My friend Aimee once remarked, “God gave you smart problems.” For this I am grateful. Both Eric and Danny have special needs which have required me to do a great deal of research. I have had to invent creative approaches to handling those problems. I have used my talents for teaching, languages, melodrama, writing, music, and imagination to enrich my children. And now I have amazing kids with prodigious vocabularies!

I do not want to be defined only by my children. I have many interests that will keep me busy long after they have left home. I will:

* Write the great American novel! 

* Earn a degree in engineering!
* Then write the great American science fiction novel!

* Build my dream castle with a hobbit hole in the backyard! 
* Get a law degree. 
* Travel the world with Jon, visiting the great castles of Europe and the bazaars of Turkey and the temples of Asia! 
* Serve a couples' mission. Get him appointed a mission president, and then help to craft mission policy. Expound doctrine at zone conferences instead of just lecturing boys about hygiene and etiquette. (Though I'll do that too, sigh.)
* Teach Institute
* Get a history degree. 
* Join the board of CES. Reform all curricula, especially boring primary lessons and fluffy Young Womens manuals.
* Become the next General Young Womens' President. Preach substantive, not simpering, sermons in General Conference. Imitate Sherri Dew.
* Become a certified ASL interpreter.
* Get a Master's degree in vocal performance. 
* Take over the world. 
* Get a Ph.D. in comparative religion. 
* Testify as an expert witness before a Senate committee. 
* Earn a linguistics degree. 
* Become truly fluent in German. 
* Study Hindi, Arabic, and Mandarin. 
* Get a degree in International Relations. (That one is optional.)
* Become an NPR pundit. 
* Take math classes with Jon and beat him on a calculus test. (Now that would be challenging.) 
* Build robots with him and win a battlebots contest. Use our battlebots in our attempt to re-conquer the world. (After I got distracted with other projects and trusted my minions too much.)
* Grit my teeth and get a degree in education. (Maybe.) (Then again, maybe not.) 
* Run for school board and/or the U.S. Senate.
* And, most importantly, subvert grandkids. [Evil cackle]

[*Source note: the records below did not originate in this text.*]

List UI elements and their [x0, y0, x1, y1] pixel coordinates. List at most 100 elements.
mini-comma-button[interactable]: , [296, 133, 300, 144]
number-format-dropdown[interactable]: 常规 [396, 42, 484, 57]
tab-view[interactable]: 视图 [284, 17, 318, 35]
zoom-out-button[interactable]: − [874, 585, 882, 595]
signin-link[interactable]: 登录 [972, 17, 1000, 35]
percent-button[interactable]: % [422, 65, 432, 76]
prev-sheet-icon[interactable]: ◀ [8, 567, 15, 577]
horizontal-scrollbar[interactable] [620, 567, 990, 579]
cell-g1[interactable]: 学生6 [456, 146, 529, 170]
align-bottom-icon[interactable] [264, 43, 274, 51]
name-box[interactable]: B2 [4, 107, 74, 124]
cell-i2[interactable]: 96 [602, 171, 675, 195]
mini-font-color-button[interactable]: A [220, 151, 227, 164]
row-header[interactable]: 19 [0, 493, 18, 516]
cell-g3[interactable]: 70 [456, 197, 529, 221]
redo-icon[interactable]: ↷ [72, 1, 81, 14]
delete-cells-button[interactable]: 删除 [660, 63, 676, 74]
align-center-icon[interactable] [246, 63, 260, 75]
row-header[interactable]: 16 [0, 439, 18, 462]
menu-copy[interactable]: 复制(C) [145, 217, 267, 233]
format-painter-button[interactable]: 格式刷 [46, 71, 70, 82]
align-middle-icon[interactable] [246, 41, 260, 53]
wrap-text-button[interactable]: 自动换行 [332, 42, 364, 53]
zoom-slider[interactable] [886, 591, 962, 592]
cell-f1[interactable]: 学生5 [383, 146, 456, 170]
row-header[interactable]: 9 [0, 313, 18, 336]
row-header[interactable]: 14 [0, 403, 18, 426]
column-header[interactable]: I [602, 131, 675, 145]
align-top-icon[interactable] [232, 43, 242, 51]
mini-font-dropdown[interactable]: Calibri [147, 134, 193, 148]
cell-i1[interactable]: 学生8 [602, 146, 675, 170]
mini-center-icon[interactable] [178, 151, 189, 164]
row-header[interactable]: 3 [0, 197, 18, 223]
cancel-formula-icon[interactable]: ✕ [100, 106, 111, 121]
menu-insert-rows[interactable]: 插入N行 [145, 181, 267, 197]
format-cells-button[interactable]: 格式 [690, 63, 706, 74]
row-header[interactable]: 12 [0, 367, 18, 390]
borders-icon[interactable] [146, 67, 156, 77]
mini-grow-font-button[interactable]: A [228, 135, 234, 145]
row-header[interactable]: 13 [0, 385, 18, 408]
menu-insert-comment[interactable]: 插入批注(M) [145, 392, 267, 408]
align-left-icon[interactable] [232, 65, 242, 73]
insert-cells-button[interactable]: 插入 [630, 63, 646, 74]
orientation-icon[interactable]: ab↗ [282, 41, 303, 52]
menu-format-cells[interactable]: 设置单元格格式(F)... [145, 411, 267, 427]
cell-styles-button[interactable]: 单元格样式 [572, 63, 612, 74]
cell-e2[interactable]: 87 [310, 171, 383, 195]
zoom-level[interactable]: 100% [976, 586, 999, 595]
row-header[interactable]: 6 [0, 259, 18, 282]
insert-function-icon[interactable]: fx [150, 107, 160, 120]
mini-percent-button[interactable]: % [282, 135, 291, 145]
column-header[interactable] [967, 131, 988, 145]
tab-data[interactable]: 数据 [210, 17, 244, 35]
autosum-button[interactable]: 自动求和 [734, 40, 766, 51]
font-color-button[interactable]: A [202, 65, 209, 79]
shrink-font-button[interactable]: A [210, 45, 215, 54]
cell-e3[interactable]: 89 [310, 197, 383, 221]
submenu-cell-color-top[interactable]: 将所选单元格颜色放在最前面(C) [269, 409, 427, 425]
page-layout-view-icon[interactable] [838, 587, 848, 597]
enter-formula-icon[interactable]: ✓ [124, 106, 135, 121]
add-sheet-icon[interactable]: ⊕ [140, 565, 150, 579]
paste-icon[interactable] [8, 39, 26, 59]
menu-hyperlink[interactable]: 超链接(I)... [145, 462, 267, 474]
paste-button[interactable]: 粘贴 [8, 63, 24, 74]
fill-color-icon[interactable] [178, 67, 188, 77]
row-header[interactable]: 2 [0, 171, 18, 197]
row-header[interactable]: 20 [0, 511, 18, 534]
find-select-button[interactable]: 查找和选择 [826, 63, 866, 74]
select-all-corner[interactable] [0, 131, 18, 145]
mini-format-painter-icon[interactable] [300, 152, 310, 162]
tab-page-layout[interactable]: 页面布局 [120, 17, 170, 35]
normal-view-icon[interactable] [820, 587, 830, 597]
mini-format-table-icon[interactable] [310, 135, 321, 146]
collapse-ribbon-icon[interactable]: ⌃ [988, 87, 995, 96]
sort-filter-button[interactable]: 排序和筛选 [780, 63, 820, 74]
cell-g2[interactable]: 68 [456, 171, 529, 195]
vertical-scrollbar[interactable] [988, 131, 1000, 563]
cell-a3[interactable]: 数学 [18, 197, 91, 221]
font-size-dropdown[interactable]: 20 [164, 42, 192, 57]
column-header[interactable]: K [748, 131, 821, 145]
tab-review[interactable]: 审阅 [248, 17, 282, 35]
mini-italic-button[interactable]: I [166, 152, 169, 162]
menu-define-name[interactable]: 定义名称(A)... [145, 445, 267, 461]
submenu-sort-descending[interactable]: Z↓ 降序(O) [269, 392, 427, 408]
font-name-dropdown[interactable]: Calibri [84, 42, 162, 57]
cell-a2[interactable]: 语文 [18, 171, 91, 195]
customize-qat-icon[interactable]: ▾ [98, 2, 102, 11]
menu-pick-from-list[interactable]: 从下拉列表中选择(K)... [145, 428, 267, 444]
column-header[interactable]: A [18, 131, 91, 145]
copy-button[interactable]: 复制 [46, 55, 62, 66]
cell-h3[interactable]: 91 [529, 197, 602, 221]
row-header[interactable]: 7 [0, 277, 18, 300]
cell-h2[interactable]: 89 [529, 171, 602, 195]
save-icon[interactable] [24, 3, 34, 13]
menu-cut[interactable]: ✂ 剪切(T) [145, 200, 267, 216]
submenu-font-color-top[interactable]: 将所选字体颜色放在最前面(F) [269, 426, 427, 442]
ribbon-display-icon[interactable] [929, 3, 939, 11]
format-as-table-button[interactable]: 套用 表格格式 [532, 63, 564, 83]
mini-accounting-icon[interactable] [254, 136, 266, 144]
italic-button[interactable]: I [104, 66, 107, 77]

But in order to get really good grandkids to subvert, I have to raise my own kids first. It isn't “sacrifice;” it's an investment.

It makes sense that if my kids represent my largest investment of time, they should similarly represent my greatest accomplishment. Fifty years from now, I would rather look back at my family as my magnum opus, rather than an award I won at seventeen. 

I am proud--I am &*#@ proud--to have been a National Merit Scholar. But I don't want to be like the guy who says, decades later, that the highlight of his life was the year he spent as captain of the football team in high school. That's just pathetic.

I still hate cleaning the house. I may enjoy the teaching aspects of motherhood, but I don't get thrilled about the “nurturing” side, like making dinner, scrubbing toilets, bathing babies, and changing diapers. It's mind-numbing...and I HATE being bored. Perhaps my biggest goal will be to hire a maid once the kids are grown...?

I am grateful to my own mother, and to Jon's. Among my more major goals is to get thank-you notes from daughters-in-law who say, like I said to my own mother-in-law, “Thanks for producing an amazing man! He's a wonderful husband!”

Wedneday, May 8th, again.

While reading the above, I had another thought. Not only is making dinner boring, it is also a very impermanent, unappreciated creation. I make dinner; it's edible (mostly); people eat it; repeat tomorrow. 

If I give an amazing vocal solo, people might remember it for years. If I write a great novel, people might read it for centuries.

If I build an eternal family, it will bless souls forever.

Now that's an art project.

An eternal family is a mother's magnum opus.